The marketplace for air cargo lacks incentives for investing in security technology and so TSA will work with technology vendors “and explore opportunities for funding to support and expand both current and future capability pipelines,” says the 26-page Air Cargo Security Roadmap. The agency says it expects to implement this goal in fiscal year 2023.

Another objective of TSA within the goal of enhancing the air cargo industry’s “technology posture” is to keep technology standards and requirements up to date with evolving security threats as well as new technologies. It also includes canine screening as part of the emerging technology capabilities.

TSA is required by law to ensure that 100 percent of all cargo carried on passenger aircraft is screened at a level equal to security for screening checked baggage. Some entities and carriers involved in transporting cargo on passenger aircraft already take advantage of canine screening through TSA’s Third-Party Canine-Cargo program, which allows for alternative to security screening technology.

However, the roadmap points out that there are limitations to canine screening, “such as the availability of certified canine teams and canine safety concerns related to screening certain items,” demonstrating the need for additional “technology solutions.”
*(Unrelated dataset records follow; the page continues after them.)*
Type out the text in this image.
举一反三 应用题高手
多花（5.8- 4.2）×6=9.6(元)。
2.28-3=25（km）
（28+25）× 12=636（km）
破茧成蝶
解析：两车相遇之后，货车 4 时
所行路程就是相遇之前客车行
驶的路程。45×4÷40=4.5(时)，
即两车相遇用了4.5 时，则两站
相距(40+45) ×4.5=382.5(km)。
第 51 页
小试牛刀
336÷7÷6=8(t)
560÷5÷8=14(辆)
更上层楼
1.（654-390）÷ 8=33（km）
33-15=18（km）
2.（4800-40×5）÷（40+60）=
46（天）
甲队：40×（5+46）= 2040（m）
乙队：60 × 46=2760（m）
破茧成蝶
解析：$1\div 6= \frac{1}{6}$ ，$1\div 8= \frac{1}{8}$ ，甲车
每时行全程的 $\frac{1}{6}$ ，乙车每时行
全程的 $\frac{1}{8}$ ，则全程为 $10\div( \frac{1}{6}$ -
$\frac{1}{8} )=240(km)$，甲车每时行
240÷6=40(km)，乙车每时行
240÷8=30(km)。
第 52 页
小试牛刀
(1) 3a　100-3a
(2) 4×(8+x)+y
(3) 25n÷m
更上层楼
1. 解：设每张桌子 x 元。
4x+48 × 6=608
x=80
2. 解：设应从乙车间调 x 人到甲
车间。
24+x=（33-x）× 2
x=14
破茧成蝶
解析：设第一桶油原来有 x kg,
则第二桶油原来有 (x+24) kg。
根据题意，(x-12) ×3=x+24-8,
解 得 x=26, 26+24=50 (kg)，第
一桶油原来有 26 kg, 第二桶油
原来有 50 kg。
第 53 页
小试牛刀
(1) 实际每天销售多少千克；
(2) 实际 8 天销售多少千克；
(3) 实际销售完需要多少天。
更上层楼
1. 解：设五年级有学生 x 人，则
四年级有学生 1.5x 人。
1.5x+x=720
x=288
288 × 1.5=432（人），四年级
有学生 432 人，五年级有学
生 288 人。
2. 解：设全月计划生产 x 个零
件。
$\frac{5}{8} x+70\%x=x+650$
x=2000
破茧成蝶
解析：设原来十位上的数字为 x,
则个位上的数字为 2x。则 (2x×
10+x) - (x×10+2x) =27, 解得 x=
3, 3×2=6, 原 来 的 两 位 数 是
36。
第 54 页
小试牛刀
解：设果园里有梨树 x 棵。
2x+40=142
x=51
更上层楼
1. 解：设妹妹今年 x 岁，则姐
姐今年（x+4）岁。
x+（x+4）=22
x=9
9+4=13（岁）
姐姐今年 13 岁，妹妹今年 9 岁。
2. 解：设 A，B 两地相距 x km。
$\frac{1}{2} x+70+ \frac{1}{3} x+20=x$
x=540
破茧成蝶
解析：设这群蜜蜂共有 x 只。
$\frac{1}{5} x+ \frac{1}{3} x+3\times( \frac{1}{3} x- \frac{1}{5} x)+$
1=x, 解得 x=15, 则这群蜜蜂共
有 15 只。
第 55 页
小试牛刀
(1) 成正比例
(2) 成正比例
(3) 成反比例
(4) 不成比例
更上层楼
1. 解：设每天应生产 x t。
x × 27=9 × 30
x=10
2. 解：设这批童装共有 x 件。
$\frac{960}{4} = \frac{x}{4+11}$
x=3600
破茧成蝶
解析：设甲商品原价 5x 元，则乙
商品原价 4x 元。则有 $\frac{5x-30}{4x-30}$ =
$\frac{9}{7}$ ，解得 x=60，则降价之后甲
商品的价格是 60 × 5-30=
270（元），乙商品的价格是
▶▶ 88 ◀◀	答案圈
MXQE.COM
The new roadmap is the first for TSA in the area of air cargo security and was aided by collaboration with industry.

“This is such an important document because it really highlights both for TSA and the industry where the opportunities for collaboration lie going forward,” Elaine Dezenski, a co-chair of Air Cargo subcommittee of TSA’s Aviation Security Advisory Committee (ASAC) and chief growth officer for the risk and compliance advisory company Blank Slate Technologies, said on Tuesday during a public meeting of the ASAC.

In addition to helping with the Air Cargo Security Roadmap, during the past year the subcommittee has also worked with industry and TSA on improving risk assessment in the “air cargo environment” given the need for “constantly balancing” security and trade facilitation, the need for improving air cargo screening training, and assessing gaps in air cargo screening technology, she said.

Expanding information sharing between TSA and industry is another goal of the roadmap and calls for the agency to assess current requirements and training for air cargo screening, the document says. It points out that industry has led the “hiring, training, and testing of its air cargo screeners” but highlights recent recommendations from the ASAC for more support from TSA in this area “to address challenges with consistency, uniformity, and availability of threat-drive training materials and protocols.”

Advancing risk-based screening capabilities is another goal of the roadmap and is in line with Dezensksi’s comments on the tension between security and economic pressures.

A key objective of this goal is to explore opportunities for “all-cargo aircraft operators” to use risk data to help with screening cargo instead of relying on physical screening, thereby reducing costs while increasing security efficiency.

“TSA will review options that allow the all-cargo industry to propose alternate risk-based and data-drive security and screening procedures for air cargo screening operations,” the roadmap says. Implementation of this objective is planned for FY ’24.

In addition to canines, companies involved in air cargo use explosive trace detection and X-ray technologies to screen cargo for potential threats before it is loaded onto passenger aircraft.

The roadmap highlights that in the past decade there has been a rapid increase in cargo transported by aircraft due to more e-commerce and demand for goods faster, which has the industry “working at its full capacity.” COVID-19 has added pressure to the industry amid these demands, including contributing to volume through vaccine shipments, it says.